Out of the other door however, exited eighteen players in what was in essence, a dramatic squad overhaul, highlighted by the fact that only four players survived from QPR’s final match in the promotion winning campaign, a 1-2 home defeat to Leeds, to play the opening fixture of this season, the 0-4 home defeat to Bolton. Such instability didn’t take long to take effect. They started off well enough, of their current 22 point tally, 12 were garnered in the opening ten games, including a home win over Chelsea. However, the results quickly fell away, two winless months passed between November and January, and so did the football, Fernandes seeing fit to vox-popular fan opinion on Warnock leading to his eventual sacking and appointment of Hughes, after a dismal 1-2 home defeat to Norwich, a side who had gone up with QPR in the summer.
Fast forward eight matches, the duration of Hughes’ stewardship, and things don’t look any brighter. Only a further five points have been taken, drawing them into a six team relegation battle with murmurs that as a result of the summer’s scatter-gun transfer policy, the club will hit troubled financial times if they return to the second tier. According to the Mirror, the wage bill was drummed so high that the accounts may implode if they have to settle for Championship football. Joey Barton is sitting on £80,000 a week according to the media while Nedum Onouha, a January signing from Manchester City, is rumoured to be on £60,000.
When QPR did splash out or transfers in January, bringing in strike-duo Bobby Zamora and Djibril Cisse for a total of £9 million to pull them away from any trouble, Zamora was believed to have signed a £90,000 a week deal to lure him away from Fulham. In keeping with modern football’s fashion for gigantic wage bills against any crux of business logic, they have also, reportedly, failed to insert any relegation clauses into playing contracts as Fernandes desperately panicked to reputed personnel in the face of impending adversity, raising the likelihood of £80k a week players in the second tier, a replication of Newcastle’s financial storm of 2009 when they became the last club to gamble with the wage bill so grotesquely against an unexpected relegation.

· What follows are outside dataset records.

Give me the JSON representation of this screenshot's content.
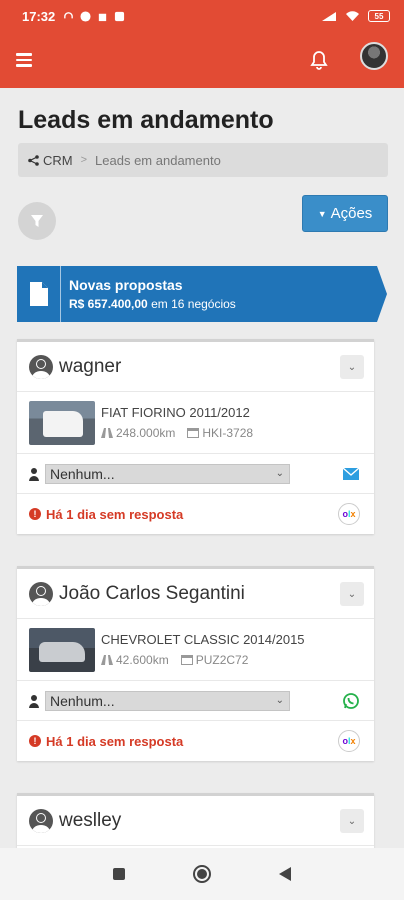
{
  "status_bar": {
    "time": "17:32",
    "battery": "55"
  },
  "header": {
    "title": "Leads em andamento"
  },
  "breadcrumb": {
    "root": "CRM",
    "separator": ">",
    "current": "Leads em andamento"
  },
  "toolbar": {
    "actions_label": "Ações"
  },
  "proposals": {
    "title": "Novas propostas",
    "amount": "R$ 657.400,00",
    "suffix": "em 16 negócios"
  },
  "leads": [
    {
      "name": "wagner",
      "vehicle": "FIAT FIORINO 2011/2012",
      "km": "248.000km",
      "plate": "HKI-3728",
      "assignee": "Nenhum...",
      "contact_icon": "email-icon",
      "status": "Há 1 dia sem resposta",
      "source": "olx"
    },
    {
      "name": "João Carlos Segantini",
      "vehicle": "CHEVROLET CLASSIC 2014/2015",
      "km": "42.600km",
      "plate": "PUZ2C72",
      "assignee": "Nenhum...",
      "contact_icon": "whatsapp-icon",
      "status": "Há 1 dia sem resposta",
      "source": "olx"
    },
    {
      "name": "weslley"
    }
  ],
  "colors": {
    "brand": "#e24b34",
    "primary": "#3a8ec9",
    "proposals": "#2074b8",
    "warning": "#d53a25"
  }
}
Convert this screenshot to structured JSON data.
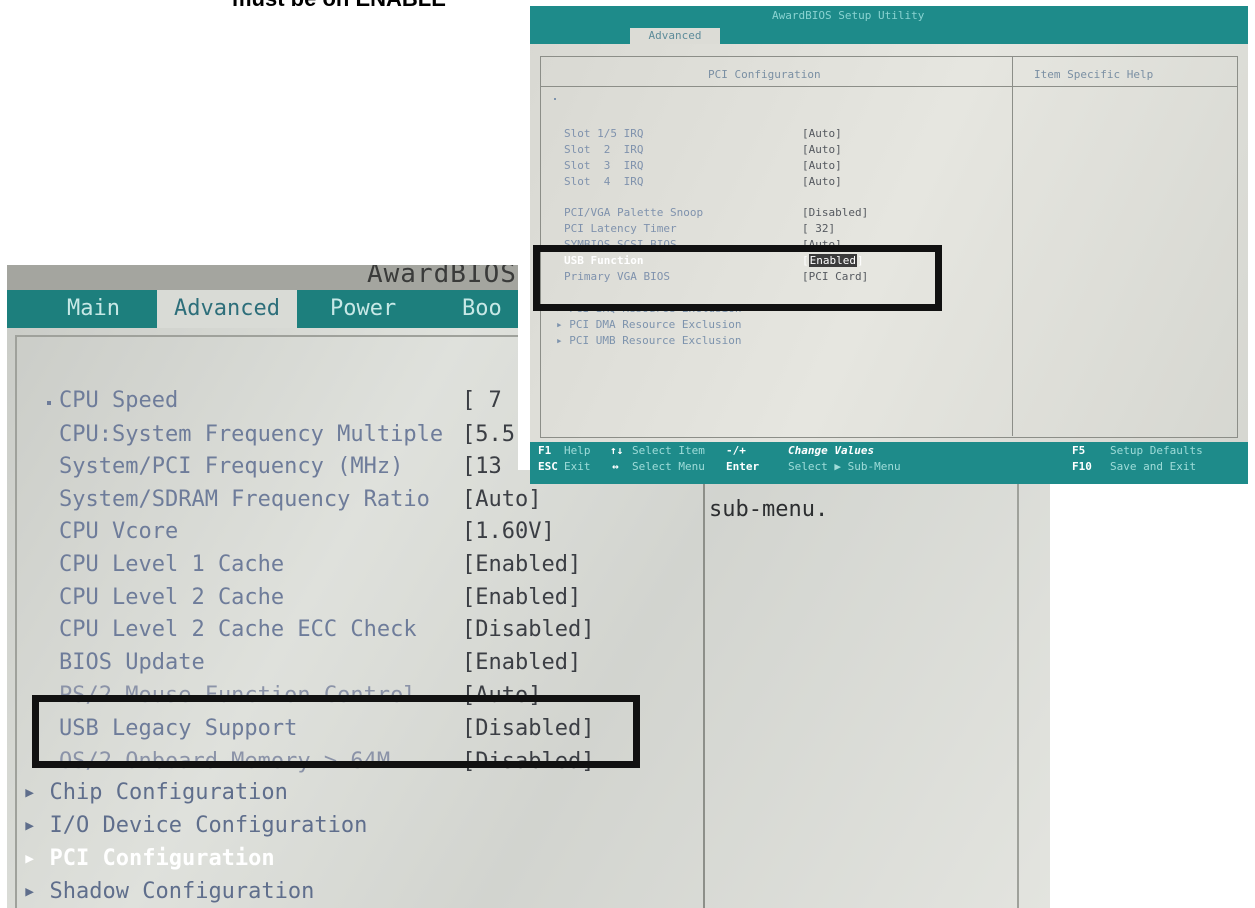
{
  "caption": "must be on ENABLE",
  "big_screen": {
    "brand": "AwardBIOS S",
    "tabs": [
      "Main",
      "Advanced",
      "Power",
      "Boo"
    ],
    "active_tab": "Advanced",
    "rows": [
      {
        "label": "CPU Speed",
        "value": "[ 7"
      },
      {
        "label": "CPU:System Frequency Multiple",
        "value": "[5.5"
      },
      {
        "label": "System/PCI Frequency (MHz)",
        "value": "[13"
      },
      {
        "label": "System/SDRAM Frequency Ratio",
        "value": "[Auto]"
      },
      {
        "label": "CPU Vcore",
        "value": "[1.60V]"
      },
      {
        "label": "CPU Level 1 Cache",
        "value": "[Enabled]"
      },
      {
        "label": "CPU Level 2 Cache",
        "value": "[Enabled]"
      },
      {
        "label": "CPU Level 2 Cache ECC Check",
        "value": "[Disabled]"
      },
      {
        "label": "BIOS Update",
        "value": "[Enabled]"
      },
      {
        "label": "PS/2 Mouse Function Control",
        "value": "[Auto]"
      },
      {
        "label": "USB Legacy Support",
        "value": "[Disabled]"
      },
      {
        "label": "OS/2 Onboard Memory > 64M",
        "value": "[Disabled]"
      }
    ],
    "submenus": [
      "Chip Configuration",
      "I/O Device Configuration",
      "PCI Configuration",
      "Shadow Configuration"
    ],
    "help_text": "sub-menu."
  },
  "small_screen": {
    "title": "AwardBIOS Setup Utility",
    "tab": "Advanced",
    "section_title": "PCI Configuration",
    "help_title": "Item Specific Help",
    "rows": [
      {
        "label": "Slot 1/5 IRQ",
        "value": "[Auto]"
      },
      {
        "label": "Slot  2  IRQ",
        "value": "[Auto]"
      },
      {
        "label": "Slot  3  IRQ",
        "value": "[Auto]"
      },
      {
        "label": "Slot  4  IRQ",
        "value": "[Auto]"
      },
      {
        "label": "PCI/VGA Palette Snoop",
        "value": "[Disabled]"
      },
      {
        "label": "PCI Latency Timer",
        "value": "[ 32]"
      },
      {
        "label": "SYMBIOS SCSI BIOS",
        "value": "[Auto]"
      },
      {
        "label": "USB Function",
        "value": "Enabled"
      },
      {
        "label": "Primary VGA BIOS",
        "value": "[PCI Card]"
      }
    ],
    "submenus": [
      "PCI IRQ Resource Exclusion",
      "PCI DMA Resource Exclusion",
      "PCI UMB Resource Exclusion"
    ],
    "status": {
      "f1_key": "F1",
      "f1_label": "Help",
      "ud_arrows": "↑↓",
      "select_item": "Select Item",
      "pm_key": "-/+",
      "change_values": "Change Values",
      "f5_key": "F5",
      "setup_defaults": "Setup Defaults",
      "esc_key": "ESC",
      "esc_label": "Exit",
      "lr_arrows": "↔",
      "select_menu": "Select Menu",
      "enter_key": "Enter",
      "select_submenu": "Select ▶ Sub-Menu",
      "f10_key": "F10",
      "save_exit": "Save and Exit"
    }
  }
}
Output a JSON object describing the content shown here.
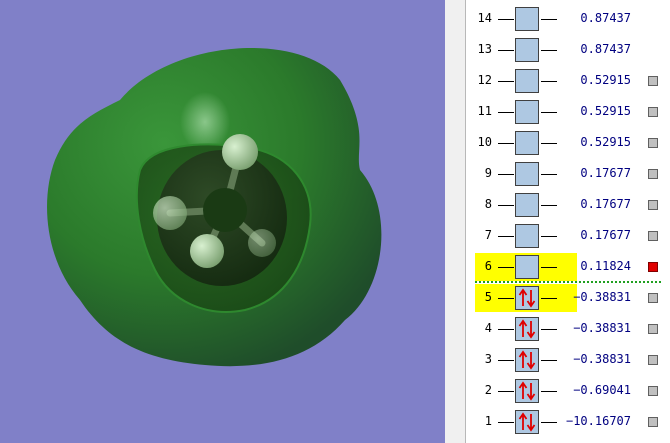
{
  "viewport": {
    "background_color": "#8080c8",
    "isosurface_color": "#2e7d2e",
    "atoms": [
      "carbon",
      "hydrogen",
      "hydrogen",
      "hydrogen",
      "hydrogen"
    ]
  },
  "orbitals": [
    {
      "number": "14",
      "energy": "0.87437",
      "occupied": false,
      "highlighted": false,
      "checkbox": false,
      "checked": false
    },
    {
      "number": "13",
      "energy": "0.87437",
      "occupied": false,
      "highlighted": false,
      "checkbox": false,
      "checked": false
    },
    {
      "number": "12",
      "energy": "0.52915",
      "occupied": false,
      "highlighted": false,
      "checkbox": true,
      "checked": false
    },
    {
      "number": "11",
      "energy": "0.52915",
      "occupied": false,
      "highlighted": false,
      "checkbox": true,
      "checked": false
    },
    {
      "number": "10",
      "energy": "0.52915",
      "occupied": false,
      "highlighted": false,
      "checkbox": true,
      "checked": false
    },
    {
      "number": "9",
      "energy": "0.17677",
      "occupied": false,
      "highlighted": false,
      "checkbox": true,
      "checked": false
    },
    {
      "number": "8",
      "energy": "0.17677",
      "occupied": false,
      "highlighted": false,
      "checkbox": true,
      "checked": false
    },
    {
      "number": "7",
      "energy": "0.17677",
      "occupied": false,
      "highlighted": false,
      "checkbox": true,
      "checked": false
    },
    {
      "number": "6",
      "energy": "0.11824",
      "occupied": false,
      "highlighted": true,
      "checkbox": true,
      "checked": true
    },
    {
      "number": "5",
      "energy": "−0.38831",
      "occupied": true,
      "highlighted": true,
      "checkbox": true,
      "checked": false
    },
    {
      "number": "4",
      "energy": "−0.38831",
      "occupied": true,
      "highlighted": false,
      "checkbox": true,
      "checked": false
    },
    {
      "number": "3",
      "energy": "−0.38831",
      "occupied": true,
      "highlighted": false,
      "checkbox": true,
      "checked": false
    },
    {
      "number": "2",
      "energy": "−0.69041",
      "occupied": true,
      "highlighted": false,
      "checkbox": true,
      "checked": false
    },
    {
      "number": "1",
      "energy": "−10.16707",
      "occupied": true,
      "highlighted": false,
      "checkbox": true,
      "checked": false
    }
  ],
  "colors": {
    "highlight": "#ffff00",
    "orbital_box": "#aec8e2",
    "energy_text": "#000080",
    "electron_arrow": "#e00000",
    "checkbox_checked": "#e00000",
    "checkbox_unchecked": "#c0c0c0",
    "gap_line": "#20a020"
  }
}
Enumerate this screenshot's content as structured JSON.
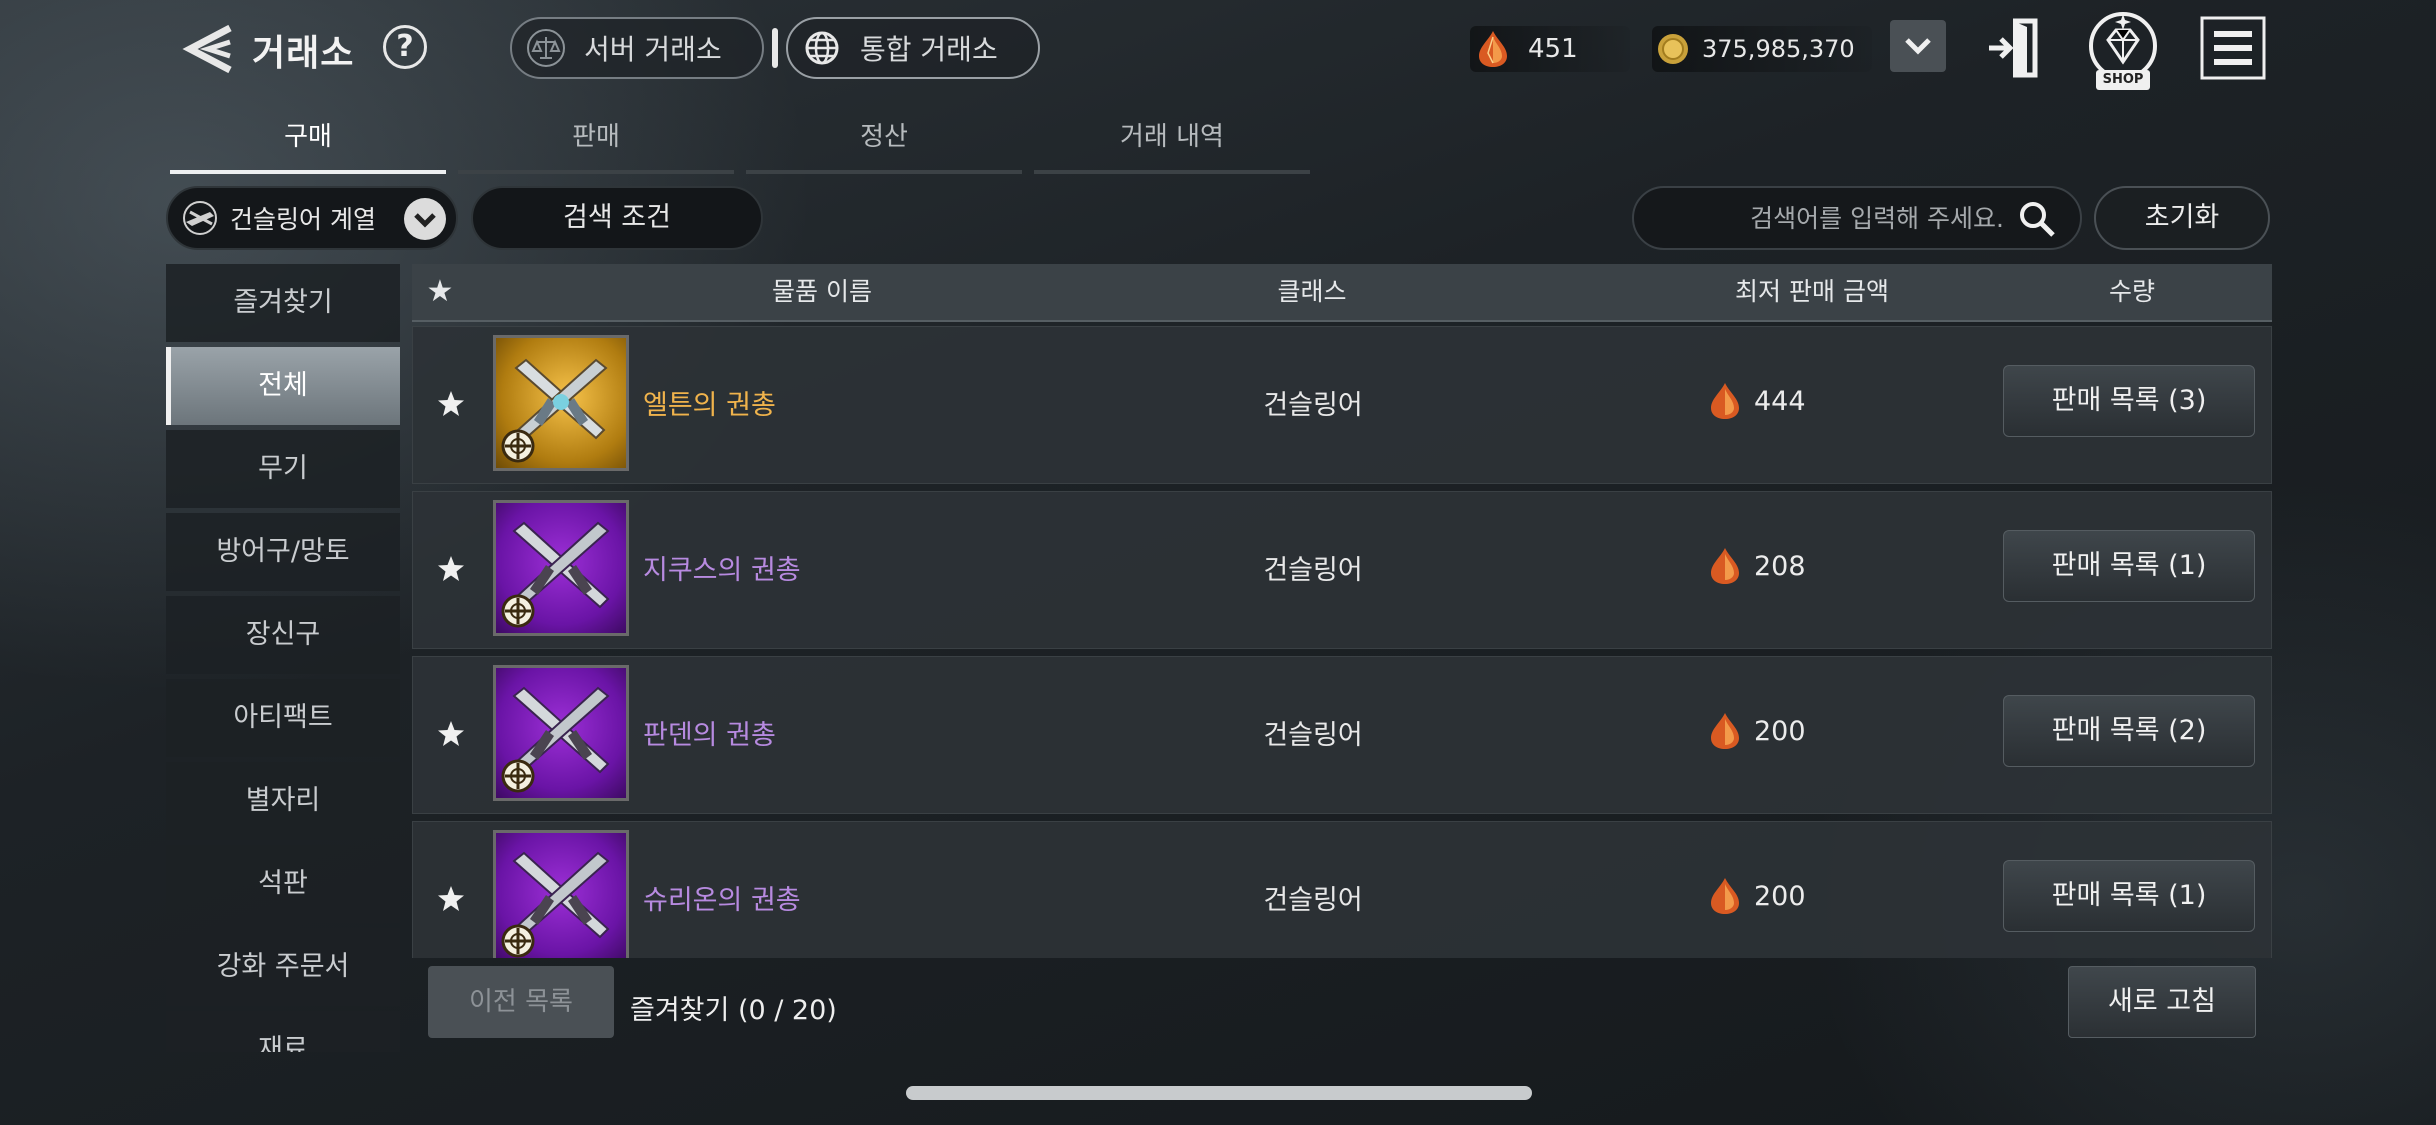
{
  "header": {
    "title": "거래소",
    "help": "?",
    "server_exchange": "서버 거래소",
    "unified_exchange": "통합 거래소",
    "gem_amount": "451",
    "gold_amount": "375,985,370",
    "shop_label": "SHOP"
  },
  "tabs": [
    "구매",
    "판매",
    "정산",
    "거래 내역"
  ],
  "filters": {
    "class_select": "건슬링어 계열",
    "search_conditions": "검색 조건",
    "search_placeholder": "검색어를 입력해 주세요.",
    "reset": "초기화"
  },
  "sidebar": {
    "items": [
      "즐겨찾기",
      "전체",
      "무기",
      "방어구/망토",
      "장신구",
      "아티팩트",
      "별자리",
      "석판",
      "강화 주문서",
      "재료"
    ],
    "active_index": 1
  },
  "table": {
    "headers": {
      "star": "★",
      "name": "물품 이름",
      "class": "클래스",
      "lowest_price": "최저 판매 금액",
      "quantity": "수량"
    },
    "rows": [
      {
        "name": "엘튼의 권총",
        "grade": "gold",
        "class": "건슬링어",
        "price": "444",
        "action": "판매 목록 (3)"
      },
      {
        "name": "지쿠스의 권총",
        "grade": "purple",
        "class": "건슬링어",
        "price": "208",
        "action": "판매 목록 (1)"
      },
      {
        "name": "판덴의 권총",
        "grade": "purple",
        "class": "건슬링어",
        "price": "200",
        "action": "판매 목록 (2)"
      },
      {
        "name": "슈리온의 권총",
        "grade": "purple",
        "class": "건슬링어",
        "price": "200",
        "action": "판매 목록 (1)"
      }
    ]
  },
  "footer": {
    "prev_list": "이전 목록",
    "favorites": "즐겨찾기 (0 / 20)",
    "refresh": "새로 고침"
  },
  "colors": {
    "gold_grade": "#f0b34c",
    "purple_grade": "#b78ae0",
    "accent_tab": "#eef0f1"
  }
}
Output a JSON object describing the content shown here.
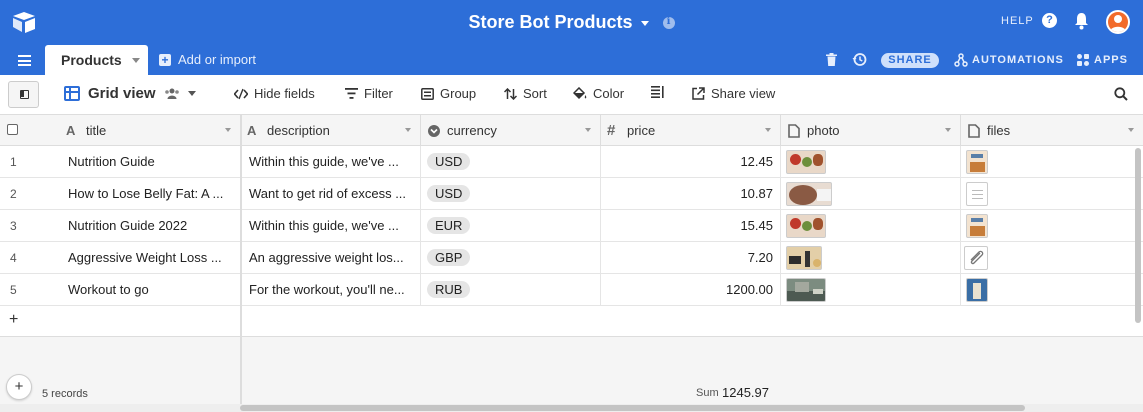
{
  "header": {
    "app_title": "Store Bot Products",
    "help_label": "HELP"
  },
  "tabbar": {
    "active_tab": "Products",
    "add_import_label": "Add or import",
    "share_label": "SHARE",
    "automations_label": "AUTOMATIONS",
    "apps_label": "APPS"
  },
  "toolbar": {
    "view_name": "Grid view",
    "hide_fields": "Hide fields",
    "filter": "Filter",
    "group": "Group",
    "sort": "Sort",
    "color": "Color",
    "share_view": "Share view"
  },
  "columns": [
    {
      "name": "title",
      "icon": "text-icon"
    },
    {
      "name": "description",
      "icon": "text-icon"
    },
    {
      "name": "currency",
      "icon": "single-select-icon"
    },
    {
      "name": "price",
      "icon": "number-icon"
    },
    {
      "name": "photo",
      "icon": "attachment-icon"
    },
    {
      "name": "files",
      "icon": "attachment-icon"
    }
  ],
  "rows": [
    {
      "num": "1",
      "title": "Nutrition Guide",
      "description": "Within this guide, we've ...",
      "currency": "USD",
      "price": "12.45"
    },
    {
      "num": "2",
      "title": "How to Lose Belly Fat: A ...",
      "description": "Want to get rid of excess ...",
      "currency": "USD",
      "price": "10.87"
    },
    {
      "num": "3",
      "title": "Nutrition Guide 2022",
      "description": "Within this guide, we've ...",
      "currency": "EUR",
      "price": "15.45"
    },
    {
      "num": "4",
      "title": "Aggressive Weight Loss ...",
      "description": "An aggressive weight los...",
      "currency": "GBP",
      "price": "7.20"
    },
    {
      "num": "5",
      "title": "Workout to go",
      "description": "For the workout, you'll ne...",
      "currency": "RUB",
      "price": "1200.00"
    }
  ],
  "footer": {
    "records": "5 records",
    "sum_label": "Sum",
    "sum_value": "1245.97"
  },
  "colors": {
    "brand": "#2d6ed8",
    "pill": "#e5e5e5"
  }
}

Of course, Fernandes will do well to look at the examples set by 11th placed Swansea and 12th placed Norwich who sit comfortably away from any threat of relegation after a summer of astute business, acquiring a nucleus of young, ambitious players from lower leagues who will perform well alongside simultaneously pleasing the bank balance. But of course, it’s looking too late for that now as the arms of the Football League look set to grasp QPR and drag them back into the possible financial peril that had nearly sent them into oblivion in the era pre-Briatore. Only one situation tends to occur when a wealthy, naïve owner marries a new, ambitious club and when it is done wrongly, it isn’t pretty and the club usually ends up paying for it, in more ways than one. The rollercoaster ride of the Four Your Plan shows no sign of stopping for QPR.